Exposiciones (II): “Eduardo Chillida. Soñar el espacio”

Desde el Palacio de Sástago, hemos bajado a La Lonja a visitar la exposición de Chillida -ésta ha sido organizada por la Fundación Ibercaja-. Fue Anamari la que me comentó que estaba esta exposición, y, aunque no me gusta mucho este escultor, cuando me dijo que eran cuadros y dibujos decidí darle una oportunidad.

La muestra reúne un total de 120 piezas del artista vasco, entre esculturas, obra gráfica, dibujos y retratos; algunas de ellas, de las más relevantes realizadas a lo largo de su trayectoria artística.

Tras visitarla, de nuevo sin multitudes, debo de decir que me reafirmo en mis opiniones anteriores: no me gusta. Los dibujos y los “collages” mostrados son (o al menos parecen) bocetos de sus esculturas, sin aportar mucho más. No digo que hacer eso sea fácil, pero yo espero de una escultura que me diga algo, o al menos que me provoque placer estético. Me temo que ni una cosa ni la otra.

Tras la exposición, hemos ido a ver los belenes del Arzobispado y del Mercado central, y con eso -y una cerveza- hemos dada por acabada la mañana.

El texto del ayuntamiento publicitando la exposición:

La exposición es una oportunidad única para admirar, desde la capital aragonesa, el conjunto de las obras más importantes a lo largo de toda la trayectoria del artista vasco, uno de los escultores más relevantes del siglo XX.

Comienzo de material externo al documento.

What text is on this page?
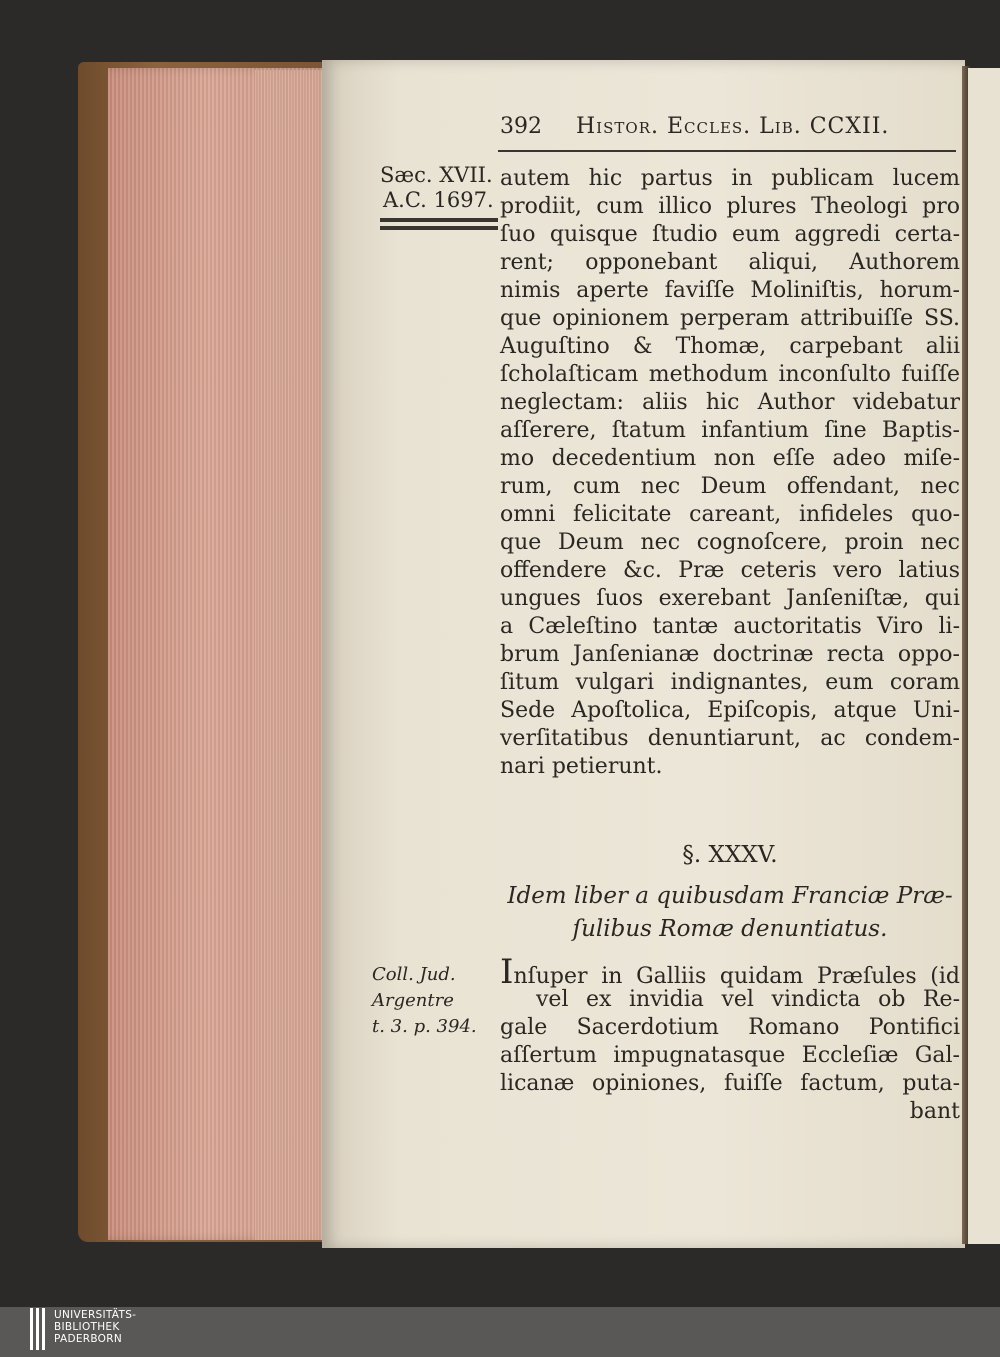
392 Histor. Eccles. Lib. CCXII.
Sæc. XVII.
A.C. 1697.
autem hic partus in publicam lucem
prodiit, cum illico plures Theologi pro
ſuo quisque ſtudio eum aggredi certa-
rent; opponebant aliqui, Authorem
nimis aperte faviſſe Moliniſtis, horum-
que opinionem perperam attribuiſſe SS.
Auguſtino & Thomæ, carpebant alii
ſcholaſticam methodum inconſulto fuiſſe
neglectam: aliis hic Author videbatur
aſſerere, ſtatum infantium ſine Baptis-
mo decedentium non eſſe adeo miſe-
rum, cum nec Deum offendant, nec
omni felicitate careant, infideles quo-
que Deum nec cognoſcere, proin nec
offendere &c. Præ ceteris vero latius
ungues ſuos exerebant Janſeniſtæ, qui
a Cæleſtino tantæ auctoritatis Viro li-
brum Janſenianæ doctrinæ recta oppo-
ſitum vulgari indignantes, eum coram
Sede Apoſtolica, Epiſcopis, atque Uni-
verſitatibus denuntiarunt, ac condem-
nari petierunt.
§. XXXV.
Idem liber a quibusdam Franciæ Præ-
ſulibus Romæ denuntiatus.
Coll. Jud.
Argentre
t. 3. p. 394.
Inſuper in Galliis quidam Præſules (id
vel ex invidia vel vindicta ob Re-
gale Sacerdotium Romano Pontifici
aſſertum impugnatasque Eccleſiæ Gal-
licanæ opiniones, fuiſſe factum, puta-
bant
UNIVERSITÄTS-
BIBLIOTHEK
PADERBORN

Diálogo entre esculturas y espectador-espacio

El recorrido por las diferentes esculturas se compone de piezas de pequeño formato que permiten una relación más directa y sutil con el propio espectador. Están realizadas en materiales como el yeso, el alabastro, la madera, el hierro forjado, el hormigón armado o la tierra chamota, como el caso de sus famosas Lurrak, bloques compactos y macizos de arcilla que Chillida apenas manipulaba y con unas tonalidades diferentes según el tiempo que permanecían en el horno de leña.

Por otra parte, las esculturas de gran formato (hasta casi 2 metros de altura) dialogan con el espacio y con el entorno. En estas piezas, Chillida buscaba explorar la luz y el espacio, unidos a las tensiones y oquedades que generan los diferentes materiales con los que están realizadas. En este caso, estos adquieren una gran importancia, ya que son capaces de hablar por sí mismos y generar esa sensación de espectacularidad. Ejemplo de ello son Iru burni III o Consejo al espacio VI, realizadas en acero corten y Harri V o Relieve, en granito. Junto con ellas, cabe destacar la singularidad de la serie Lo profundo es el aire, inspirada en un poema de Jorge Guillén, con quien le unía una gran amistad.

La obra gráfica de Chillida, la parte esencial de su pensamiento

Además de las esculturas exhibidas, un elemento muy importante y que caracteriza a esta exposición es la obra gráfica que se reúne del artista. Se trata de la parte esencial de su pensamiento plástico y es, a su vez, fundamental para entender el trabajo de Chillida. En este caso, y a diferencia de otros creadores, no se trata de obras preparatorias, ya que tienen una singularidad y una autonomía completamente propias. Entre los ejemplos que se pueden encontrar en la muestra: Boceto para la plaza de los Fueros de Vitoria o Jaula de libertad.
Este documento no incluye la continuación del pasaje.